Identity Restoration Reloaded, as a project, is based on the re-enactment of the conference ‘Event0: Identity Restoration’ (27 June 2007), organised by Stacion – Center for Contemporary Art Prishtina in time of great expectations but also great fears on what would the forthcoming independence of Kosova bring to the Kosovo Serbs and the region. In 2007, in the last days before the conference Oliver Ivanovic had cancelled his participation in the conference.
‘Identity Restoration Reloaded’ as a re-enactment, appears in a context and a country with no such practice in the art scene, a country with diminishing archival culture and disappearing public institutions that can function as a memory of a society - 'history making' as a tool for erasure and engineering the past for the present power players is a dominant practice in this country.
The timeline of the implementation of ‘Identity Restoration Reloaded’ project and its structure are central to the project. The most visible part of the project will be implemented during November 2012, the time when in Albania and Kosova state structures will celebrate the 100 anniversary of the Independence of Albania.

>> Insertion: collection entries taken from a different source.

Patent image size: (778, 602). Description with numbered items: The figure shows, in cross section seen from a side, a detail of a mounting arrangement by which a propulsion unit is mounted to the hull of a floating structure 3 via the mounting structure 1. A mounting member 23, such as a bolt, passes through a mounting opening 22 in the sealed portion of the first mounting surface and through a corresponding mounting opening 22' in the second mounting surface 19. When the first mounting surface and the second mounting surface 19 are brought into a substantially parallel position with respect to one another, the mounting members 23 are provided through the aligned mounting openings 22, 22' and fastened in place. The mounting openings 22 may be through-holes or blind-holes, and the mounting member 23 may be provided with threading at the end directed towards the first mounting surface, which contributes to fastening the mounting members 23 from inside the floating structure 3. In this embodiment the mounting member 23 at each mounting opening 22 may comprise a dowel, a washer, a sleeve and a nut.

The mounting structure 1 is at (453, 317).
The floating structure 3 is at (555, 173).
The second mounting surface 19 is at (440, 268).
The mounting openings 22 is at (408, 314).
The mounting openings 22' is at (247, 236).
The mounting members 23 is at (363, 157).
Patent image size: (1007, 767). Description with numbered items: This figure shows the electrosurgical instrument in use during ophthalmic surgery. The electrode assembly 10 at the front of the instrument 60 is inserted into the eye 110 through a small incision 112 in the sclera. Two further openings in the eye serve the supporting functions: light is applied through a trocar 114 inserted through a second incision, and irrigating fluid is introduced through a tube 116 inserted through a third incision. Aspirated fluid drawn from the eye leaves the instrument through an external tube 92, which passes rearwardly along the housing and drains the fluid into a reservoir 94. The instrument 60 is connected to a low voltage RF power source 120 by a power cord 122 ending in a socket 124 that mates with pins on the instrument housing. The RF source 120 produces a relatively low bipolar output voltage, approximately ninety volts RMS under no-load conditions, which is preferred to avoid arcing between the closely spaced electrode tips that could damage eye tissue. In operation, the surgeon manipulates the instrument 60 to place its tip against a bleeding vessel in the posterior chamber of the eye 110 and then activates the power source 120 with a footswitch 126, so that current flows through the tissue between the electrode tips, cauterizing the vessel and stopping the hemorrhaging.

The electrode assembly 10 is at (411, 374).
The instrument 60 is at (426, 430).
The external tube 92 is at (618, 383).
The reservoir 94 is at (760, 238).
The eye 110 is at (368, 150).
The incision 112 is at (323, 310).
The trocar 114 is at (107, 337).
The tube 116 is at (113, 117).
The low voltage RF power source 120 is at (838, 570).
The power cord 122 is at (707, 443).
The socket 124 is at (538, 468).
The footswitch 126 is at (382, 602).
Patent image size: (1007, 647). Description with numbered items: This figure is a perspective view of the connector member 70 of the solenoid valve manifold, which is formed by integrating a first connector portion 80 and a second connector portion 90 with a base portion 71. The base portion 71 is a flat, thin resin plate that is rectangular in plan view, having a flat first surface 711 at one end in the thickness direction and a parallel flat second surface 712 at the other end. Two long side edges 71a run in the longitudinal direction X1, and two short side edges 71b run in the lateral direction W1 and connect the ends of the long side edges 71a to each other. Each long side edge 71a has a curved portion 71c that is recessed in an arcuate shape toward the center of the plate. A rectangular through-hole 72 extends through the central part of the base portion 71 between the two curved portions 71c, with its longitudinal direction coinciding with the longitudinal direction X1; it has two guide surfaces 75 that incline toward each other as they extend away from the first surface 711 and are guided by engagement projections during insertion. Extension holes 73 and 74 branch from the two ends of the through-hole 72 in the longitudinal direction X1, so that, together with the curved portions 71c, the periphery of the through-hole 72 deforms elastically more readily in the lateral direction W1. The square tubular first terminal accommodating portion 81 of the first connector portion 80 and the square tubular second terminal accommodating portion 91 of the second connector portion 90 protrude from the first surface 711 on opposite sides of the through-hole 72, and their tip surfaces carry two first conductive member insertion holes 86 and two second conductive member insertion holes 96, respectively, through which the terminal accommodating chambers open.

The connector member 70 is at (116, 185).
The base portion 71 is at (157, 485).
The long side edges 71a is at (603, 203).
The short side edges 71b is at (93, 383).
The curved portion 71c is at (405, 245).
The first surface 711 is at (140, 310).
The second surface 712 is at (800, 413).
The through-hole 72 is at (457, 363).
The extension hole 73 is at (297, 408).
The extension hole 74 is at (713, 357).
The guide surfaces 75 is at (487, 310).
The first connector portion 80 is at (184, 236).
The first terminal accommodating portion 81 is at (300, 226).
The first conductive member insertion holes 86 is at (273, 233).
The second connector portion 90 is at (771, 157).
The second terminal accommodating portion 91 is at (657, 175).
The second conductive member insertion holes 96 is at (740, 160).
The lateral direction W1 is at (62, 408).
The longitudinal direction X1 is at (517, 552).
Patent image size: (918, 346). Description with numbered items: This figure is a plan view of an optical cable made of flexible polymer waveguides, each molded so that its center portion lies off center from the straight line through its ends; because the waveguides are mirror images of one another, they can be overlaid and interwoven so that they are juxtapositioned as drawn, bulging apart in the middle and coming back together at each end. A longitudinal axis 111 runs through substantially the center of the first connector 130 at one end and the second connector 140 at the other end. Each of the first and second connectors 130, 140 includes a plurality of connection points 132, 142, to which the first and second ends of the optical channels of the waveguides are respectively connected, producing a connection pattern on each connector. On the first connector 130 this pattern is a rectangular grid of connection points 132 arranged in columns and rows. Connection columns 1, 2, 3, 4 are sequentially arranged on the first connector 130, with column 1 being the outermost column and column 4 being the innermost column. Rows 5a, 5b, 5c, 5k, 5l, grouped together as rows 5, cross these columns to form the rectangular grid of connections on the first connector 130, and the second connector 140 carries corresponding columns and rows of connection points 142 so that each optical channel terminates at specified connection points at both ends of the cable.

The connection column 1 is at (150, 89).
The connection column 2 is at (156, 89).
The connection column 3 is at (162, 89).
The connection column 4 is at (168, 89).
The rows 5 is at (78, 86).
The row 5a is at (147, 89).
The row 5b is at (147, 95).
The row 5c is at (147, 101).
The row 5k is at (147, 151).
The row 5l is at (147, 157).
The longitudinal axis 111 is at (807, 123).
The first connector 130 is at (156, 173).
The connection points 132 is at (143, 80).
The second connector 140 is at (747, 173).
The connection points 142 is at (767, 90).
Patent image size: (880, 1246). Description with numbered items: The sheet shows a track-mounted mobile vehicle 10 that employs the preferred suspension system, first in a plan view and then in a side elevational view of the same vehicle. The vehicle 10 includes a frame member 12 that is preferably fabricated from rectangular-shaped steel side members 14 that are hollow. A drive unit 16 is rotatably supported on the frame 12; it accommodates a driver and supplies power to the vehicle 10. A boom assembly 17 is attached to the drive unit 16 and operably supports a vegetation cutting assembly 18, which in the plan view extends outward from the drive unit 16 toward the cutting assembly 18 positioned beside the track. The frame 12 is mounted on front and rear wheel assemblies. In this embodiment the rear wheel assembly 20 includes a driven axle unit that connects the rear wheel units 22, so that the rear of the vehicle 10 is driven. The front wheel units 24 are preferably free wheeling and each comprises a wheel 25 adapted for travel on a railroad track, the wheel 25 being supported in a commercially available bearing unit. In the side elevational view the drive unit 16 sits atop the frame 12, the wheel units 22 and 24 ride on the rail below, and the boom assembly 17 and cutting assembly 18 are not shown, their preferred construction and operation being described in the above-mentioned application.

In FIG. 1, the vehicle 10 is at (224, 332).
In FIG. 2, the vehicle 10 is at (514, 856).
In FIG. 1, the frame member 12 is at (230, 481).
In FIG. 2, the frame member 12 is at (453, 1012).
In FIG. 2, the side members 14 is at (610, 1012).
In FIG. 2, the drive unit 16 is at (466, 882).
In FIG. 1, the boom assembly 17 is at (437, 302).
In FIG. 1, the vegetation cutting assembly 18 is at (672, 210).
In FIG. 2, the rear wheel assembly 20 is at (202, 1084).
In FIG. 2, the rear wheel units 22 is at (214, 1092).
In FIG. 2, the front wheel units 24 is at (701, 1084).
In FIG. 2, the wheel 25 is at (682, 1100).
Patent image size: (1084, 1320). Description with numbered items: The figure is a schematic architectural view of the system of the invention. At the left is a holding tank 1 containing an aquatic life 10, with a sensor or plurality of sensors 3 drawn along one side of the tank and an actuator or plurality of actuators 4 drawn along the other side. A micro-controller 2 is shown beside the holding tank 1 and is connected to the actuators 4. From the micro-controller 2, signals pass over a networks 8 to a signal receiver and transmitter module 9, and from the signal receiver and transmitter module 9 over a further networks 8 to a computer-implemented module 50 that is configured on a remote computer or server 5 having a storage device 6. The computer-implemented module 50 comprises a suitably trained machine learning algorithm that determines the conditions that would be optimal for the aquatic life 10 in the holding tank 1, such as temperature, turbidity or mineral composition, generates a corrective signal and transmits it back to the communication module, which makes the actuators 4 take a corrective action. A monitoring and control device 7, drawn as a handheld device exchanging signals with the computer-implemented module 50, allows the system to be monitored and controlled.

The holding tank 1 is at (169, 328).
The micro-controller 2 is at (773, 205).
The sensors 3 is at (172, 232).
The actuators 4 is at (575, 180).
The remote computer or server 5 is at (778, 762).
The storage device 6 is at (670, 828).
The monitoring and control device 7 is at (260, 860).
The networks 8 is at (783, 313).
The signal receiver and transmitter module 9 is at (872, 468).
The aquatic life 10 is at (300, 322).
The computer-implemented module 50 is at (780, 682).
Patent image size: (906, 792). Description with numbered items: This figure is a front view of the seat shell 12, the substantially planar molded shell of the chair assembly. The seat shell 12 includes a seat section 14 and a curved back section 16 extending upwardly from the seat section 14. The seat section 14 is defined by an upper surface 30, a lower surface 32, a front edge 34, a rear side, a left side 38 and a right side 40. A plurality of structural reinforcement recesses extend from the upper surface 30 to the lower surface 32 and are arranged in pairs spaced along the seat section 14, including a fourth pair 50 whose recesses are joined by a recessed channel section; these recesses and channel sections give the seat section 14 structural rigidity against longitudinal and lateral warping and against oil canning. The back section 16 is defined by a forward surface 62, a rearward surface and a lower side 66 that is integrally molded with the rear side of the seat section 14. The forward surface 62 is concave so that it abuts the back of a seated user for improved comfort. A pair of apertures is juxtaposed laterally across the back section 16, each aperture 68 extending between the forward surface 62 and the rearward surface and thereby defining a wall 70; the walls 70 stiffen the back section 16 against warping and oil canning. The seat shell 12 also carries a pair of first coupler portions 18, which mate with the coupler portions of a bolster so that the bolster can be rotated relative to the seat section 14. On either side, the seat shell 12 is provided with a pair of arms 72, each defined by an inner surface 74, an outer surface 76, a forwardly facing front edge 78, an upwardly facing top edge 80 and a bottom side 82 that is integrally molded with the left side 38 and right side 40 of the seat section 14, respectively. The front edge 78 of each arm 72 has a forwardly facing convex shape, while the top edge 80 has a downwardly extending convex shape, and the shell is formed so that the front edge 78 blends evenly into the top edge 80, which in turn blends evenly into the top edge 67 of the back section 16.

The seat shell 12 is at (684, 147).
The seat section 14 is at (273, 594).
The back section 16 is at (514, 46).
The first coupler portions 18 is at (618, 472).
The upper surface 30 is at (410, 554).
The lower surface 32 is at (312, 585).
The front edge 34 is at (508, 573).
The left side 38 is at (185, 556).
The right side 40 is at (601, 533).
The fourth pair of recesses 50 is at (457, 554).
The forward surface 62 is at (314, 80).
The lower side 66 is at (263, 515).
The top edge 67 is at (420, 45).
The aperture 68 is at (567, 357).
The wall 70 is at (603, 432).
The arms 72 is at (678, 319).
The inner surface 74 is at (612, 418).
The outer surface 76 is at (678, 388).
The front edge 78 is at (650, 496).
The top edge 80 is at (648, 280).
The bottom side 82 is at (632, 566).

Overall, ‘Identity Restoration Reloaded’ will be implemented with events in the public space in Prishtina - the billboard project “NSK State in Time” by the Ljubljana based group IRWIN, the artistic wing of the ‘Neue Slovenische Kunst – NSK’ (1 Nov. – 1 Dec 2012), the exhibition ‘My Name Their Town’ with the artist Alban Muja (14 Nov. – 7 Dec. 2012), the performance of NSK’s music wing Laibach (16 Nov. 2012) and culminate with the conference “Identity Restoration Reloaded” (15 Nov. 2012) that will include invited panelists of the first conference (Isuf Berisha, Baton Haxhiu, Aasmund Andersen, Valon Murati, Migjen Kelmendi, Albert Heta and Petrit Selimi), the TV debate at ‘Opinion’, the flagship TV debate program at Klan TV Albania (20 Nov. 2012) with participants of the first conference and invited panelist from Albania, and continue with the publication of the project. The publication will also include the transcripts of the discussions, papers and other documentation of the re-enacted conference.
Simultaneously, and from the start of the implementation of the project, in the northern parts of Kosova, Nebojsa Milikic will develop a research-based project; ‘Interviews with Kosovo Serbs’. ‘Interviews with Kosovo Serbs’ will be broadcasted through online radio platform hosted at the website of Stacion – Center for Contemporary Art Prishtina and selected radio stations in Kosovo and Serbia.
All working modules and phases of the ‘Identity Restoration Reloaded’ project have a specific role in the complex structure of the project.
Placed in the Kosovar context and in the given public space, selected projects by IRWIN and Laibach represent a political position of the project aimed to function as a substantial intervention in the visual and entertaining dynamics of the time when the project will appear in the public space.
The NSK State came into being in 1992 as a result of the transformation of Neue Slowenische Kunst into the NSK State in Time. The Neue Slowenische Kunst collective (NSK) was formed by three founding groups – Irwin, Laibach and the Gledališče sester Scipion Nasice theatre group – back in 1984, still within the framework of the former Socialist Federal Republic of Yugoslavia.
Awareness of the specific conditions for operation in the field of art in the then Yugoslavia, which was largely defined by the closedness of the art system and a valorization system adjusted to local needs, led to a concentration of critical mass and confrontation with the art system. The antagonism generated in this way, as a consequence, clearly delineated the contours of and subjectivized particular groups and of NSK as a whole. Self-evidently, in conditions of strained relationships, the responsibility for art production and its reflection lay solely with us, and it was precisely through steering this confrontation that we established our autonomy. In short, collaboration and common wealth were the basis and the inevitable consequence of Neue Slowenische Kunst’s positioning in relation to the cultural and political reality of the Socialist Federal Republic of Yugoslavia. With the collapse of socialism in the beginning of the 1990s and the disintegration of Yugoslavia, the conditions of our operation changed radically as well, affecting the transformation of Neue Slowenische Kunst into the NSK State in Time in 1992. Along with the emergence of a multitude of new states, some of which, among them Slovenia, achieved the status of an independent state for the first time ever in history, NSK too objectified itself in the form of state.
Instead of to a territory, however, NSK assigns the status of state to thinking, which alters its boundaries in accordance with the movements and changes of its symbolic and physical collective body. At the time of its formation, the NSK State in Time was defined as an abstract organism, a suprematist body, installed in a real socio-political space as a sculpture, consisting of body heat, the movement of spirit, and the work of its members.